The potato developed at NDSU is now used for McDonald’s fries

FARGO, ND (Valley News Live) – The NDSU Department of Agriculture has its fries and can now eat them too.

A potato developed in college is now the star of a McDonald’s meal in the form of fries. The most recent potato added to the list of “approved” potatoes by McDonald’s is the Dakota Russet.

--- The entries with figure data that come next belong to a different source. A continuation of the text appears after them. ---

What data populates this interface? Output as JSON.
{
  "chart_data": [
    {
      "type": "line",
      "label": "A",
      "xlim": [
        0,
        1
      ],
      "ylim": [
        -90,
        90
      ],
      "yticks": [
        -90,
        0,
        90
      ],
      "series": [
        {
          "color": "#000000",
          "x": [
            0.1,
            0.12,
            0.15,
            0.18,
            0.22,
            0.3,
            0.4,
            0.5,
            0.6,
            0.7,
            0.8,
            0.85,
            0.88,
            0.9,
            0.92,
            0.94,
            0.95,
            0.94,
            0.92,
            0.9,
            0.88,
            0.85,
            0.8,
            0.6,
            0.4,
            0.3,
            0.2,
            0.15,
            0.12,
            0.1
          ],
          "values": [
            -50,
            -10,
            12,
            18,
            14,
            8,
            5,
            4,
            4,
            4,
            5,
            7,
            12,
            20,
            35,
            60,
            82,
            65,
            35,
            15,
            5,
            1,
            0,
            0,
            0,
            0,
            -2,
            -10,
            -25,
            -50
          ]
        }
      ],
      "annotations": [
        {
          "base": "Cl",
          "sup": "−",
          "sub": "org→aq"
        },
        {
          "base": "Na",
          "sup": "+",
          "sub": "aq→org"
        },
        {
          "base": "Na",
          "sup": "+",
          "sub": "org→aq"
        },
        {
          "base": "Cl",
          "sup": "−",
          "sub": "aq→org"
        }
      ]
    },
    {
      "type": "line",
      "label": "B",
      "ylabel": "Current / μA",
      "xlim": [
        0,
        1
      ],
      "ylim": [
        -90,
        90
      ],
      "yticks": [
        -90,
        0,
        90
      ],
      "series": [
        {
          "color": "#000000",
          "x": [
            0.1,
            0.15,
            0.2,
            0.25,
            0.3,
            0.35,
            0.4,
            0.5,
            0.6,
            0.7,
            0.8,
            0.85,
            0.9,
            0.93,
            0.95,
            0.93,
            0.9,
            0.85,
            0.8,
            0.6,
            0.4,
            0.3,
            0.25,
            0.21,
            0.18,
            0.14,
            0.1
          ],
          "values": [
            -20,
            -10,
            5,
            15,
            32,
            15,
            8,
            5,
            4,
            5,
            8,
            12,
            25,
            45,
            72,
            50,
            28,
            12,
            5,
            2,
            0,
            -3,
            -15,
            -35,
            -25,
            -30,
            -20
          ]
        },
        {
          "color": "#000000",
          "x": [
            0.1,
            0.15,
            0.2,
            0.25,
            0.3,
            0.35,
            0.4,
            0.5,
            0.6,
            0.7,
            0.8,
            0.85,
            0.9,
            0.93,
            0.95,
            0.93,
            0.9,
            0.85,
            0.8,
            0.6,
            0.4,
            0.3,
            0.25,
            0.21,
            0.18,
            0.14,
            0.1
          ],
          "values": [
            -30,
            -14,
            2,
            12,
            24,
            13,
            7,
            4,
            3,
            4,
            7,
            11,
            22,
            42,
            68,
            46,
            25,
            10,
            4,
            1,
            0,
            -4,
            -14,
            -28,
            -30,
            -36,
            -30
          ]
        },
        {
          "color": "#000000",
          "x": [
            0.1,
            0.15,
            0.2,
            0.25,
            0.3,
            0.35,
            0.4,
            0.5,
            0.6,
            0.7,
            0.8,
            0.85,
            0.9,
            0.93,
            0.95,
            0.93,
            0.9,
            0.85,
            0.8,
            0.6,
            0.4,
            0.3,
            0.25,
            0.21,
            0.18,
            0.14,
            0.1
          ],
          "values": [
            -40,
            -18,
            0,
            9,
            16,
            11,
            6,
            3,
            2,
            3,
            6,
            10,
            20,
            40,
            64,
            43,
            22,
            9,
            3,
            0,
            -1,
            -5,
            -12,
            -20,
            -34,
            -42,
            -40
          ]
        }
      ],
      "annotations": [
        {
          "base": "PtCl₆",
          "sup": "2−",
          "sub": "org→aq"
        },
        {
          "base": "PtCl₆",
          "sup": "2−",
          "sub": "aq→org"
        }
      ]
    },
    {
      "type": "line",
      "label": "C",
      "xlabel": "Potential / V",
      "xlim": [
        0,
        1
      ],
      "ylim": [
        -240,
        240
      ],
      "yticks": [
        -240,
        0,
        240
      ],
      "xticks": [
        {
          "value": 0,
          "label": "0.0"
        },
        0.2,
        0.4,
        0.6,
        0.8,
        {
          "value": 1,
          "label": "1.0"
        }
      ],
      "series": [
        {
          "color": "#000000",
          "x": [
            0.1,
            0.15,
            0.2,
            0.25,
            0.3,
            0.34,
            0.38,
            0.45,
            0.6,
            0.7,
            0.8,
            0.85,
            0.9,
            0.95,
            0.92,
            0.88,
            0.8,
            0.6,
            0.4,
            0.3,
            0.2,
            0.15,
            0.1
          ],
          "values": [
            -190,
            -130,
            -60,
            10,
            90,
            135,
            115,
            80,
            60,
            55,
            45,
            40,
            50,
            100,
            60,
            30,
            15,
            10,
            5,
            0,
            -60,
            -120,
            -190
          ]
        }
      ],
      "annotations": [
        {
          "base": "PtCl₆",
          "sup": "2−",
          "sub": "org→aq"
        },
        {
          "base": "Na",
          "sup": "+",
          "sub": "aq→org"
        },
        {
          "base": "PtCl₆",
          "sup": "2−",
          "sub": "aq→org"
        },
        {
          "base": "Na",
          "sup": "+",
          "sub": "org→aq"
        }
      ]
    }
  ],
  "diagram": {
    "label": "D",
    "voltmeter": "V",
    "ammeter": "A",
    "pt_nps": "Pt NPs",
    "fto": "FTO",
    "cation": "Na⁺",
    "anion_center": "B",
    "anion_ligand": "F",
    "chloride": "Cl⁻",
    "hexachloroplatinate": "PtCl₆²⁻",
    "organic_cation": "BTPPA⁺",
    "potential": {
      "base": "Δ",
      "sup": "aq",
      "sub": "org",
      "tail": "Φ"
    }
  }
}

The Dakota Russet was developed at NDSU by associate professor of plant science, Asunta Thompson (pictured above).

The original potato cross was in 1999, with the selected seedling in 2001. The new variety was officially released in 2012 and just became an official McDonald’s potato in 2022.

“It’s a dream come true,” says Asunta Thompson. “Having our russet accepted by McDonald’s for their fries is the gold standard we are all looking for.”

The potato is described as “uniform, [with] blocky tubers, creamy white flesh and golden russet skin that is well suited for frying applications.

According to the NDSU, the potato is perfect for Midwestern growers because it produces consistently high yields in a shorter growing season. The potato is also said to be extremely hardy, showing resistance to several diseases commonly encountered in the crop.

A quality manager at McDonald’s says they spend years testing which potatoes to use in their fries. In a statement, McDonald’s said, “The Dakota Russet delivered excellent appearance, flavor and texture, producing the same great taste our customers love.

The Dakota Russet is already used in McDonald’s stores and sold in the iconic red racks with gold arches. Potato is one of eight varieties the restaurant will accept.